How do people know, say, that some specific event happened in China 1200 BC? Or the Mayans did something in AD 150? Back then, didn't they all use a different calendar system?
closed as off-topic by Tyler Durden, andy256, Kobunite, CGCampbell, Semaphore♦ Apr 27 '15 at 18:01
This question appears to be off-topic. The users who voted to close gave this specific reason:
- "Requests for trivia or basic historical facts are off-topic if they can be easily answered by looking up the relevant topic on Wikipedia. We're trying to complement common historical references, not duplicate them." – Tyler Durden, andy256, Kobunite, CGCampbell, Semaphore
The term you're looking for is chronology (Wikipedia's article on the subject is rather sub-par).
In general, there are two major ways of synchronizing dates.
Find an event recorded in more than one calendar. For example, if a treaty was signed on "a.d. VIII Kal. Oct, Julius et Caesar consulibus" and "126.96.36.199.14", you can establish an equivalence between the two and convert dates back and forth; a sufficient chain of conversions will let you figure out what the date would be in a modern system. In practice, you'll want multiple dual-dated events, because of errors in the historical record.
Find an astronomical event that was recorded with a date. Total solar eclipses are especially good for this, since they're rare and only visible from a small area.
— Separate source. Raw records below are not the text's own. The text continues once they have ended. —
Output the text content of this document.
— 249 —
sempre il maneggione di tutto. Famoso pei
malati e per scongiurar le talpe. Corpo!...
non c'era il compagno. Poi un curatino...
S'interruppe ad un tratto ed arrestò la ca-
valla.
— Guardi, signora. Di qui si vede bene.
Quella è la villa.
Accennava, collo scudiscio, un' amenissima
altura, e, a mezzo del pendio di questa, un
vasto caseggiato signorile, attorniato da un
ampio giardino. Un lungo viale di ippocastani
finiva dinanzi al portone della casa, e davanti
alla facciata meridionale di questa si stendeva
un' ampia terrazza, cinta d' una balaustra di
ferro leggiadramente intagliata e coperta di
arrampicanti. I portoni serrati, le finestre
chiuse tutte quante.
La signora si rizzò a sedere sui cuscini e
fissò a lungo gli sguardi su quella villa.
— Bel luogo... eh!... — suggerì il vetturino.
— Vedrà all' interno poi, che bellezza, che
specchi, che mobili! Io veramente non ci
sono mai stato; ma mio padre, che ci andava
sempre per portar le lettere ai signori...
If you've got even a "within a century or two" idea of how the calendar you're working with aligns to the modern dating system, there's usually only one eclipse that's a candidate. Again, you want multiple events to deal with possible error (eg. an annular eclipse that was recorded as total, or a "great comet" that was on a hyperbolic orbit rather than the short-period comet you thought it was).